Varianten: Verschiedene Höhen wie Knöchel, Kniekehle, Hüfte ausprobieren. Auch die breite des Gummis kann verändert werden. Mal stellen die Kinder ihre Füße weit auseinander, mal ganz eng zusammen.


Wurfwunder (Frisbee werfen)

Das braucht’s: Eine Frisbee-Scheibe

So geht’s: Am einfachsten ist, dass ein Kind die Frisbee-Scheibe wirft, ein anderes diese fängt. Wie oft schaffen die Kinder das, ohne dass das Frisbee runterfällt?

Variieren können Sie viel: Den Abstand zwischen den Kindern, die Kinder stellen sich im Kreis auf und werfen das Frisbee von Kind zu Kind oder zu einem beliebigen Gegenüber. In einer Gruppe können die Kids auch mehrere Frisbees gleichzeitig fliegen lassen.

Varianten: Die Kinder können versuchen, das Frisbee in einen Korb oder eine Tonne zu werfen oder die Scheibe auf einer oder mehreren Fingerkuppen rotieren zu lassen. Eine andere Aufgabe: Lass die Scheibe zum Beispiel von der Schulter bis zum Handgelenk auf dem Arm herunterrollen.

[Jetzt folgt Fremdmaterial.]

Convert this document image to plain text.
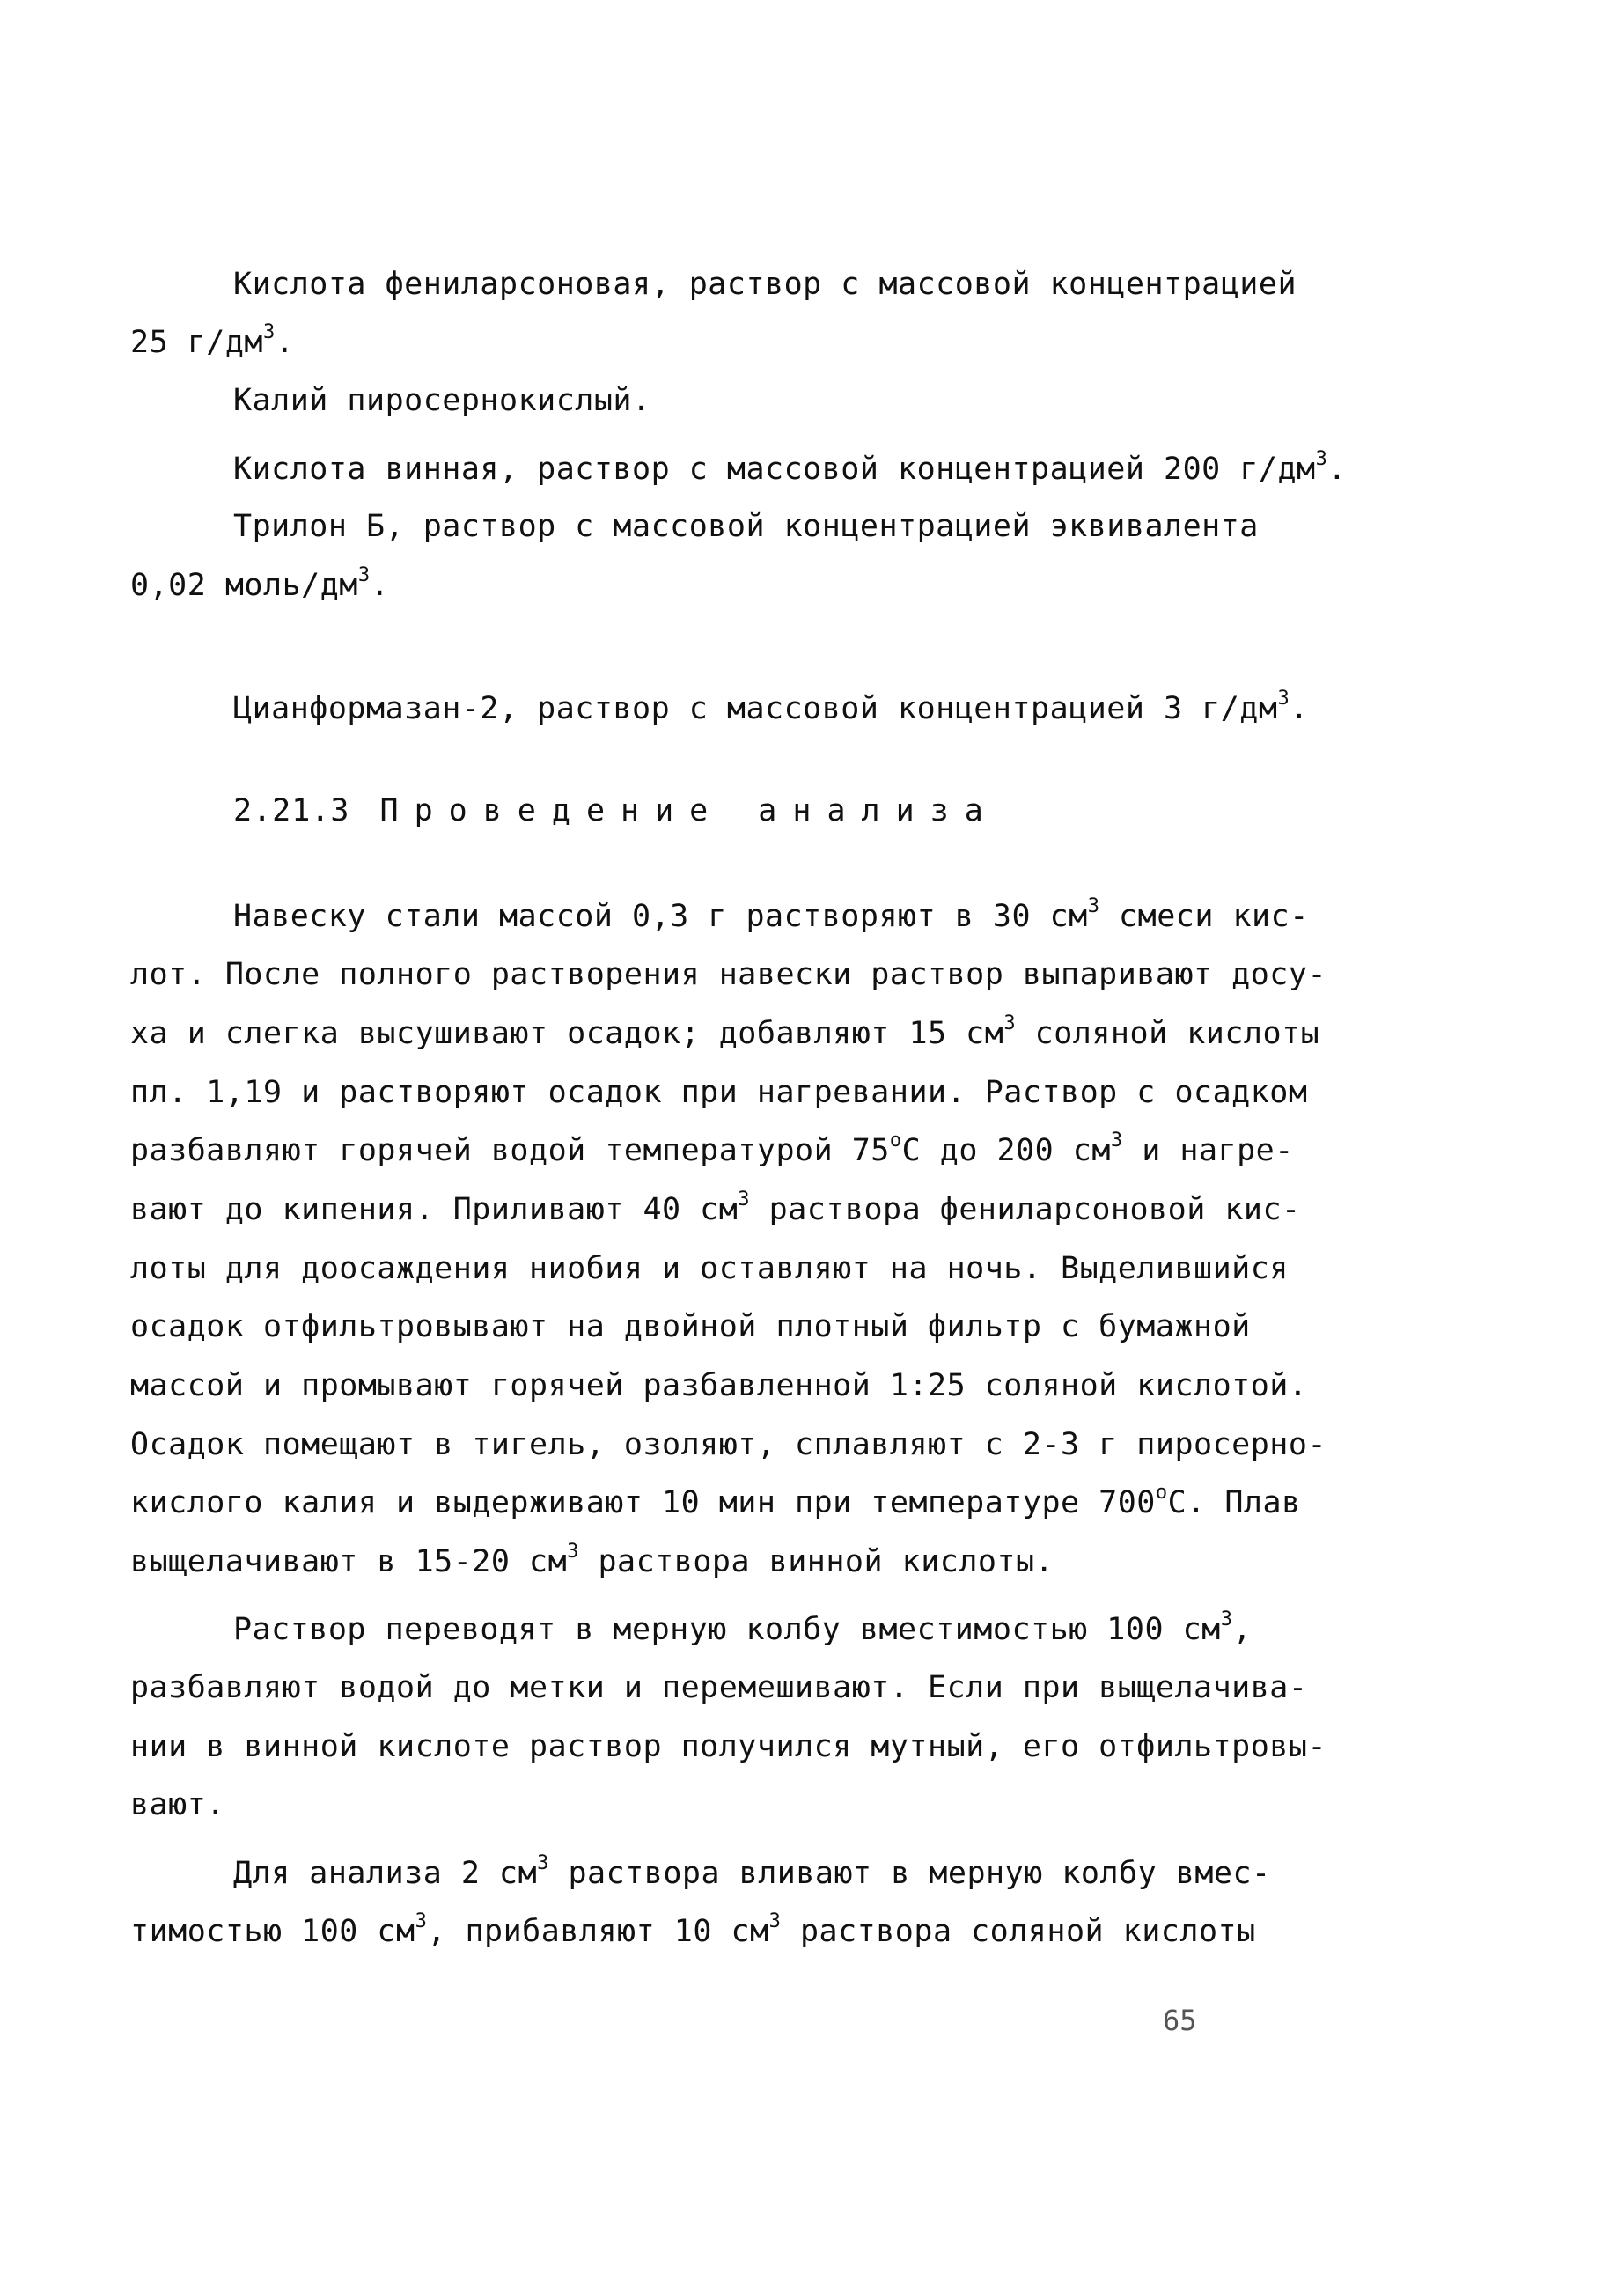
Кислота фениларсоновая, раствор с массовой концентрацией
25 $г/дм^3$.
Калий пиросернокислый.
Кислота винная, раствор с массовой концентрацией 200 $г/дм^3$.
Трилон Б, раствор с массовой концентрацией эквивалента
0,02 моль/$дм^3$.
Цианформазан-2, раствор с массовой концентрацией 3 $г/дм^3$.
2.21.3 Проведение анализа
Навеску стали массой 0,3 г растворяют в 30 $см^3$ смеси кис-
лот. После полного растворения навески раствор выпаривают досу-
ха и слегка высушивают осадок; добавляют 15 $см^3$ соляной кислоты
пл. 1,19 и растворяют осадок при нагревании. Раствор с осадком
разбавляют горячей водой температурой $75^оС$ до 200 $см^3$ и нагре-
вают до кипения. Приливают 40 $см^3$ раствора фениларсоновой кис-
лоты для доосаждения ниобия и оставляют на ночь. Выделившийся
осадок отфильтровывают на двойной плотный фильтр с бумажной
массой и промывают горячей разбавленной 1:25 соляной кислотой.
Осадок помещают в тигель, озоляют, сплавляют с 2-3 г пиросерно-
кислого калия и выдерживают 10 мин при температуре $700^оС$. Плав
выщелачивают в 15-20 $см^3$ раствора винной кислоты.
Раствор переводят в мерную колбу вместимостью 100 $см^3$,
разбавляют водой до метки и перемешивают. Если при выщелачива-
нии в винной кислоте раствор получился мутный, его отфильтровы-
вают.
Для анализа 2 $см^3$ раствора вливают в мерную колбу вмес-
тимостью 100 $см^3$, прибавляют 10 $см^3$ раствора соляной кислоты
65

5 Tipps für Sport zu Hause

  1. Klimmzugstange im Türrahmen lädt zum Hangeln ein. Sie sollte professionell angebracht werden. Gewicht des Kindes beachten.
  2. Balancierkreisel, Hügelkuppen oder Wackelbrett machen jeden Weg zum Abenteuer.
  3. Wurfscheibe (ohne spitze Pfeile) schult die Hand-Augen-Koordination.
  4. Spielkiste mit Federballset, Tischtennis, Springseil, Bällen, Boccia, Straßenkreide, Tüchern, Kegeln, Hula-Hoop usw. anlegen. Sie spornt Kinder an, sich auszuprobieren.
  5. Weiche Matten unterlegen, falls der Untergrund zu hart ist, um Verletzungen vorzubeugen.

Tipp: Viele Dinge gibt es günstig auf dem Flohmarkt, auf Online-Plattformen oder in Tauschbörsen. Sie sind aber auch ein super Geschenk. Alternativ können Sie sich bei Nachbarn oder Freunden vielleicht das eine oder andere ausleihen und selbst verleihen? So können die Kinder gleich gemeinsam spielen.